Line through a circle

[BMAD]

There is a circle with a radius of 1 on the ground. A straight line intersects the circle. What is the probability that the length of the chord created by the intersection of the circle and the line is greater than or equal to sqrt(3)?

[BMAD]

Select a point at random, uniformly within the circle.

That is, select x and y uniformly on [-1, 1]. Repeat if the point (x, y) lies outside the circle.

Draw the chord through the selected point that is perpendicular to the line from the point to the origin.

If the point lies a distance 0.5 from the origin, its chord has length sqrt(3).

If the point lies inside a concentric circle with radius 0.5 its chord will have greater length.

That probability is 1/4. And this method has the best rationale.

I have three possible and perfectly acceptable solutions to this question each depending on what assumptions in your model you choose to make. Only two of the three possibilities have been correctly (at least according to my logic) found.

Joyandwarmfuzzies- 1/3

K-Man - 1/2

But there is still another possibility that I would like examined.

these are the solutions. Well done everyone!

[rlsrainbow]

0.5358984

[k-man]

1/2

[Joyandwarmfuzzies]

1/3 + sqrt(3) / (2*pi)

[Joyandwarmfuzzies]

1/3

[k-man]

The probability distribution depends on the method of drawing the line through the circle. My answer of 1/2 is based upon the assumption that every distance from the chord to the center of the circle is equally likely. Depending on the method of drawing the line this assumption may or may not hold true. For example, the following method of drawing the line through the circle would satisfy the assumption:

1) Uniformly pick the orientation (for example by picking a point on the circle and calling it the "top of the circle")

2) Uniformly pick a number x between 0 and 1 and draw the "vertical" line x units away from the center (it's vertical in relation to the "top" of the circle - the line is drawn parallel to line connecting the top and the center of the circle)

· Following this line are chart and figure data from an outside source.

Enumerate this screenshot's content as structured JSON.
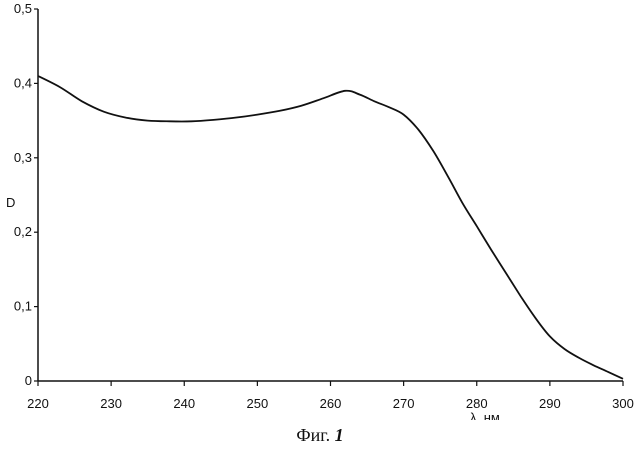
{
  "chart_data": {
    "type": "line",
    "ylabel": "D",
    "xlabel": "λ, нм",
    "xlim": [
      220,
      300
    ],
    "ylim": [
      0,
      0.5
    ],
    "x_ticks": [
      220,
      230,
      240,
      250,
      260,
      270,
      280,
      290,
      300
    ],
    "x_tick_labels": [
      "220",
      "230",
      "240",
      "250",
      "260",
      "270",
      "280",
      "290",
      "300"
    ],
    "y_ticks": [
      0,
      0.1,
      0.2,
      0.3,
      0.4,
      0.5
    ],
    "y_tick_labels": [
      "0",
      "0,1",
      "0,2",
      "0,3",
      "0,4",
      "0,5"
    ],
    "grid": false,
    "series": [
      {
        "x": [
          220,
          223,
          226,
          229,
          232,
          235,
          238,
          241,
          244,
          247,
          250,
          253,
          256,
          259,
          262,
          264,
          266,
          268,
          270,
          272,
          274,
          276,
          278,
          280,
          282,
          284,
          286,
          288,
          290,
          292,
          294,
          296,
          298,
          300
        ],
        "values": [
          0.41,
          0.395,
          0.376,
          0.362,
          0.354,
          0.35,
          0.349,
          0.349,
          0.351,
          0.354,
          0.358,
          0.363,
          0.37,
          0.38,
          0.39,
          0.385,
          0.376,
          0.368,
          0.358,
          0.338,
          0.31,
          0.276,
          0.24,
          0.208,
          0.176,
          0.145,
          0.114,
          0.085,
          0.06,
          0.043,
          0.031,
          0.021,
          0.012,
          0.003
        ]
      }
    ]
  },
  "caption": {
    "prefix": "Фиг.",
    "number": "1"
  }
}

Other methods of drawing the line through the circle will produce different probability distributions, so maybe the OP should define the method of drawing the line.

[BobbyGo]

1/16 or 6.25%

The length of the sqrt(3) chord can form a right triangle with the midpoint of the circle as one angle, the end of the chord as another angle, and the midpoint of the chord as the right angle. Since the radius of the circle is one, the length of the distance from the midpoint of the chord to the midpoint of the circle should be equal to the probability that the length of the chord created by the intersection of the circle and a random line is greater than or equal to sqrt(3). This should be true irrespective of orientation.

Good ole Pythagoras said that a²+b²=c². Since b equals sqrt(3)/2 and c is 1, a should be equal to 1/16.

[Yoruichi-san]

Yeah, I agree with k-man that different methods of drawing give different answers, but overall I think I agree with JAWF on the answer...

The way I draw a chord is usually to pick a point on the circumference and then pick another point and connect them, so using that method and assuming each point on the circumference is equally likely, the second point must be >120 deg away from the first point for the chord to have length >sqrt(3), so the probability would be 1/3.

Edited July 3, 2013 by Yoruichi-san

[bonanova]

The probability can reasonably vary by a factor of two,

depending on the description of "randomness" for the line.

There is a strong argument for "best" implementation of

randomness. It leads to one of the answers given above.

an answer not given above.

The reason it's best is that it gives the same result with circles

of any radius, and arbitrary center locations. It also has a

physical implementation that is satisfyingly random in nature.

What is it?

Edited July 7, 2013 by bonanova
Correction.

[BMAD]

I have three possible and perfectly acceptable solutions to this question each depending on what assumptions in your model you choose to make. Only two of the three possibilities have been correctly (at least according to my logic) found.

Joyandwarmfuzzies- 1/3

K-Man - 1/2

But there is still another possibility that I would like examined.

[bonanova]

Select a point at random, uniformly within the circle.

That is, select x and y uniformly on [-1, 1]. Repeat if the point (x, y) lies outside the circle.

Draw the chord through the selected point that is perpendicular to the line from the point to the origin.

If the point lies a distance 0.5 from the origin, its chord has length sqrt(3).

If the point lies inside a concentric circle with radius 0.5 its chord will have greater length.

That probability is 1/4. And this method has the best rationale.